Em meus estudos universitários na Escócia, após ter estudado muito latim e tateado grego, eu tinha optado finalmente pelas línguas modernas; mas eu mantinha uma espécie de desejo abstrato por uma língua mais "universal". Por essa razão, acontecia de eu contemplar páginas de matemática (Poincaré, Riemann), ou ainda, páginas de sânscrito - houve um verão em que eu passei dias traçando cartas de devanagari em uma praia dos Landes. E, em Pau, eu me pus a ler alguns poetas latinos que tiveram ligação com essa região do sudoeste.

Havia, por exemplo, Ausone que, de Burdigalia (Bordéus), escrevia isso a seu amigo Téo - que morava em uma cabana com telhado de palha em um promontório do Médoc:"O que você faz neste momento, poeta do fim do mundo, você que trabalha a praia e colhe as areias?" Eu podia facilmente imaginar que a pergunta se dirigia a mim... E, depois, havia Festus Avienus, o autor do longo poema geográfico Ora marítima, o qual eu me pus a traduzir com o título Rios do Ocidente [2]. Avienus tinha acesso a informações que mesmo Herodoto de Halicarnasso não conhecia; e seu poema oferece não somente uma descrição das terras europeias lavadas pelo Atlântico, desde a Espanha até a Escócia, mas pré-visualizações das origens múltiplas e migratórias dos espanhóis, dos portugueses, dos franceses, dos alemães e dos dinamarqueses. Tendo como seu ponto de partida as colônias de Hércules, na saída do Mediterrâneo, Avienus sobe em direção aos rios do norte chamados Œstrymnis, passando pela ilha da Lua, pelo golfo Galático, pelo promontório Sagrado, pelas ilhas Pelagianas e pelo Cabo de Vênus; depois, retorna às colônias de Hércules para seguir pela costa da Espanha e da Catalunha:  cabo de Vênus (não o mesmo que eu mencionei acima), Grande Pântano, ilha Gimnésia (Maiorca), Arraco, Callipolis (Barcelona) até os Pirineus. Em seguida, ele vai dos Pirineus até Marselha, passando pelo cabo Branco e pelo delta do Ródano. Em sua introdução, Avienus havia anunciado que o seu poema iria até o mar Negro, mas ele parou abruptamente aí.  Pouco importa, na estrada, nós aprendemos muitas coisas: que foram os Tartessos da região de Cádiz que fizeram a viagem pela Cournalha britânica em busca de estanho em nome dos fenícios; que os primeiros celtas estabelecidos na Grande-Bretânia tinham uma cultura marítima. Mas, além dessas informações surgidas dos tempos antigos, nós temos, com o poema de Avienus, a sensação de penetrar no próprios arquivos do mundo, ao seguir as linhas das costas desconhecidas, ao recolher traços enterrados ou quase desaparecidos. É uma iniciação à teoria dos mares, à lógica do litoral e à poesia oceânica tais como elas puderam ser apreendidas por um romano do século IV. De todos esses poetas arco-atlânticos, foi provavelmente Avienus quem mais me fascinou. Mas, eu não me esqueço de Sêneca, Sêneca da Espanha, nem da profecia estranhamente iluminada de sua Medeia:

Venient annis
sæcula seris quibus Oceanus
vincula rerum laxet, et ingens
pateat tellus Tythisque novos
detegat orbes, nec sit terri
ultima Thule

- "Nenhuma Thule é a Thule final." Isso foi dito catorze séculos antes da partida de Colombo ... Eu gostava de Sêneca não somente por sua visão de "um novo mundo", não somente por seu exílio (o tempo, o espaço, o silêncio), mas por suas "questões sobre a natureza" (naturales quæstiones) e por seu estilo: essa troca rápida entre os interlocutores denominada stichomythia.
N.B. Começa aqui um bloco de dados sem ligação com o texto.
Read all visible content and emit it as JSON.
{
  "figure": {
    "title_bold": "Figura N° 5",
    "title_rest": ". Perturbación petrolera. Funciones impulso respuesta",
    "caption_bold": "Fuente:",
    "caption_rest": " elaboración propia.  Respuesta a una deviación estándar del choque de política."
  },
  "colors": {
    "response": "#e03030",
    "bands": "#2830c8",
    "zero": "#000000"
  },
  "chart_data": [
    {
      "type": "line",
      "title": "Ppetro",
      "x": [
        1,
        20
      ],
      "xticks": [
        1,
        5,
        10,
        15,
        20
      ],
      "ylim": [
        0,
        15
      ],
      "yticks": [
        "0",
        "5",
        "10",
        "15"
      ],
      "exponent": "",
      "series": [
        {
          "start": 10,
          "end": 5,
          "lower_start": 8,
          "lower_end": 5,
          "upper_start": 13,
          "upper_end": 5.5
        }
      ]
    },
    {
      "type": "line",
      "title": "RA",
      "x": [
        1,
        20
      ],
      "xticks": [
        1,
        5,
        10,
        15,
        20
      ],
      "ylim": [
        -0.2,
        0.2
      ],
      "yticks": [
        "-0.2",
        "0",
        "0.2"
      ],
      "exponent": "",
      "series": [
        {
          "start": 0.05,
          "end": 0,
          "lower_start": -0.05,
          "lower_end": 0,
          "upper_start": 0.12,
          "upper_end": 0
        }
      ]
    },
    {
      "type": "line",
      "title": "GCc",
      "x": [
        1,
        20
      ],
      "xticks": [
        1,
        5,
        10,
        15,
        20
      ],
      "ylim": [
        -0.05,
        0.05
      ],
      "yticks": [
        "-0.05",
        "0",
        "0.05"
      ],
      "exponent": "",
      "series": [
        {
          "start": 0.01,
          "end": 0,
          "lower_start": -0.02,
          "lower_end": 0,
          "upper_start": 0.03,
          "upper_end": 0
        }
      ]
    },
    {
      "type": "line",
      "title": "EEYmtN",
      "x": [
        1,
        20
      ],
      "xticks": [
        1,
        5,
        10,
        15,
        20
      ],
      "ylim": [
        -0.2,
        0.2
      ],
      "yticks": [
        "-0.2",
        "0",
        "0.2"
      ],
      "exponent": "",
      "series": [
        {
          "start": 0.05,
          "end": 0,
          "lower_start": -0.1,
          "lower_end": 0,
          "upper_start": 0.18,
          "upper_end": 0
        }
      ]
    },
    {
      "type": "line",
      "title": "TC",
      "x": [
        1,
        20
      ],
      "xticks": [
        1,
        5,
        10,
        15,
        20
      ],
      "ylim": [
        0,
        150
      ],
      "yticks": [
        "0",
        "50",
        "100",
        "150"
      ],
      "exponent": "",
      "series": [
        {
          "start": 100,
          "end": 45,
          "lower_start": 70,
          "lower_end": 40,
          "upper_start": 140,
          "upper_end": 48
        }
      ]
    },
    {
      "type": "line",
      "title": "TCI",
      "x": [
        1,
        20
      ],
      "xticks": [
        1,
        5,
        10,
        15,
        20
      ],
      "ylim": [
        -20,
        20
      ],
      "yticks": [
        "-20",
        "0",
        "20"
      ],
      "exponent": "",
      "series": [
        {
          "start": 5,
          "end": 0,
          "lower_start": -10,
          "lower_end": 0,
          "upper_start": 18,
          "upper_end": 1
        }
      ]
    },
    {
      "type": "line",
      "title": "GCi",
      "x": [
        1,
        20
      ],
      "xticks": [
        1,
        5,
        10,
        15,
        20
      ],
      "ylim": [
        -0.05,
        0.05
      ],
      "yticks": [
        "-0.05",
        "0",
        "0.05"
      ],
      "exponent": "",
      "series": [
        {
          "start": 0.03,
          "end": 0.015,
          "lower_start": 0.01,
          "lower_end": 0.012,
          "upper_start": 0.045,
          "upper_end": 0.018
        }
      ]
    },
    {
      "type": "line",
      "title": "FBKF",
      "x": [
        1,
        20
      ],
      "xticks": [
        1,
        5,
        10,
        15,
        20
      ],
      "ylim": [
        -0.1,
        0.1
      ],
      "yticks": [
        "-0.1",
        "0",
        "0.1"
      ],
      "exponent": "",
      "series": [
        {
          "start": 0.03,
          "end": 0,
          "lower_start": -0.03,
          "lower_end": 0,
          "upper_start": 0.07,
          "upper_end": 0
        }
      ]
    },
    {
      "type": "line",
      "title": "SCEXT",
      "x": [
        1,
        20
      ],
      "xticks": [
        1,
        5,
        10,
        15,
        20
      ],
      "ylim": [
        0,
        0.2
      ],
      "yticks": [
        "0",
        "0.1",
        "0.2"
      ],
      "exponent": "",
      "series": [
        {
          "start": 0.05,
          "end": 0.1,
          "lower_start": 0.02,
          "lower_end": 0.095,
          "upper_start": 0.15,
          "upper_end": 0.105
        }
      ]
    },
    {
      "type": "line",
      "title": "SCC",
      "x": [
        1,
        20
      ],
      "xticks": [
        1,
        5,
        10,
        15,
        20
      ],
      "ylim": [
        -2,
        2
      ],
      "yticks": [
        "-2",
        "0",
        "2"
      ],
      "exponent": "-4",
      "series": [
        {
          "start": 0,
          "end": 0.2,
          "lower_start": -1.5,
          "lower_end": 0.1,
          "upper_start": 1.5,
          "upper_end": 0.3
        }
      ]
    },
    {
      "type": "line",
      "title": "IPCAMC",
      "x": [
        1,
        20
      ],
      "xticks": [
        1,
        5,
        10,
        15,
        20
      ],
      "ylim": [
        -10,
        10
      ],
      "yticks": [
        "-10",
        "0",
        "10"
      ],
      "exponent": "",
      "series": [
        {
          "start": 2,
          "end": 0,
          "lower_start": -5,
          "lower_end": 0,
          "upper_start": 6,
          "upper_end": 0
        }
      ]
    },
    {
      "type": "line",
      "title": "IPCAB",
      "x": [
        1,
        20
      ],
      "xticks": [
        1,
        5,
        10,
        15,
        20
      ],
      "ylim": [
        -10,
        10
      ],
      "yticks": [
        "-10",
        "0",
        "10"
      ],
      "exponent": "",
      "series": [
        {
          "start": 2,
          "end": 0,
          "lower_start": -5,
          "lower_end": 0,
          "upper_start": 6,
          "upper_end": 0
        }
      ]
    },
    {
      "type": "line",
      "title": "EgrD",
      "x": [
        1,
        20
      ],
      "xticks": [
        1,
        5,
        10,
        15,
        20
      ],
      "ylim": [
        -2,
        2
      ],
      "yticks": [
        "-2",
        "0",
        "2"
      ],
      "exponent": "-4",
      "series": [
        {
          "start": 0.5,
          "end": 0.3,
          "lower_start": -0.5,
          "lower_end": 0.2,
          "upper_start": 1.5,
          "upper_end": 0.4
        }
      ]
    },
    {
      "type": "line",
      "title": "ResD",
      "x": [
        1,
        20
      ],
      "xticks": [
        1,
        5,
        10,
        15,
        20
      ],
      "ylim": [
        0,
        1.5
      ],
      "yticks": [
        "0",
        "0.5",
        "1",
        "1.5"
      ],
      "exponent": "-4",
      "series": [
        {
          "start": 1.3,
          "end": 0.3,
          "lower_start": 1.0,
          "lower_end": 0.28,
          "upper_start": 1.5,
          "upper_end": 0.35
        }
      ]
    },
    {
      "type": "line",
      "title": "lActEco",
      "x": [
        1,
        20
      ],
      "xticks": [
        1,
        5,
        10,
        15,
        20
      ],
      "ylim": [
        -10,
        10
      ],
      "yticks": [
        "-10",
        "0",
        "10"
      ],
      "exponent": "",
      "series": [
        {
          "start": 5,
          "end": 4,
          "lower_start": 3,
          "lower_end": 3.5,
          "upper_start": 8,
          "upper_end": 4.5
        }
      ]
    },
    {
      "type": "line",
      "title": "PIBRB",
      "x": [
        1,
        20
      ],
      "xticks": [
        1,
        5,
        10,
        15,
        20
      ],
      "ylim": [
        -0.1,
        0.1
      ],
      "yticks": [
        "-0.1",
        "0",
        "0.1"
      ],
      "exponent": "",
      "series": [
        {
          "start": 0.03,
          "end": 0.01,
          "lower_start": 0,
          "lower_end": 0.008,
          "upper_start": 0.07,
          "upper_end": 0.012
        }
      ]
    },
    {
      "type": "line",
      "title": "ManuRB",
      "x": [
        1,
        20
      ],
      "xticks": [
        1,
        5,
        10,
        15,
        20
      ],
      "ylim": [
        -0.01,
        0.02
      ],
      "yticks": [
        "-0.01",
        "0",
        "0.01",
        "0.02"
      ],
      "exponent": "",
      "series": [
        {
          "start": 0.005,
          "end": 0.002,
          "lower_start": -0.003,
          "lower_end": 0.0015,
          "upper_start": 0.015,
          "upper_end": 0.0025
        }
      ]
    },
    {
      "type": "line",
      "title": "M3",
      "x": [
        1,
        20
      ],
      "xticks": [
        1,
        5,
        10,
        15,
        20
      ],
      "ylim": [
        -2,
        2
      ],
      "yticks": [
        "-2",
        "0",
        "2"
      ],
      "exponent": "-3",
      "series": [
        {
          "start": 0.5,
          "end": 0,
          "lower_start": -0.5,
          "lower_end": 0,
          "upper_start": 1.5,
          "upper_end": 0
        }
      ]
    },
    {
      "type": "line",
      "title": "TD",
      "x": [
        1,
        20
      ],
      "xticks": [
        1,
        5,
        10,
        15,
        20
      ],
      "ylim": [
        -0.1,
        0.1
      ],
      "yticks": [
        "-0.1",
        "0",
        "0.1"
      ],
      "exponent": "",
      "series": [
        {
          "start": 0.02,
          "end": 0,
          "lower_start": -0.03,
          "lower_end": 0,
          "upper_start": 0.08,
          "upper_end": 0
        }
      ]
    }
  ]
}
Se alguns antigos poetas estavam presentes em minha mente, eles estavam acompanhados por antigos geógrafos: Estrabão, Ptolomeu e Pompônio Mela. Em sua Descrição da terra, Mela declara que, a partir da Hispania, a costa segue, a princípio, uma linha reta antes de partir para o oeste em uma grande curva. Imagina-se um traçado geométrico na areia: a linha reta de Biarritz à ponta de Graves, a longa curva de Royan à ponta São Mateus. Estrabão, por sua vez, em sua Geografia, fala sobre "a região paraoceânica da Aquitânia", enquanto que Ptolomeu (Tratado de geografia), em sua descrição sobre "o oceano aquitano", permanece na linha eternamente em mudança entre a terra e o mar (o fenômeno não-mediterrâneo das marés).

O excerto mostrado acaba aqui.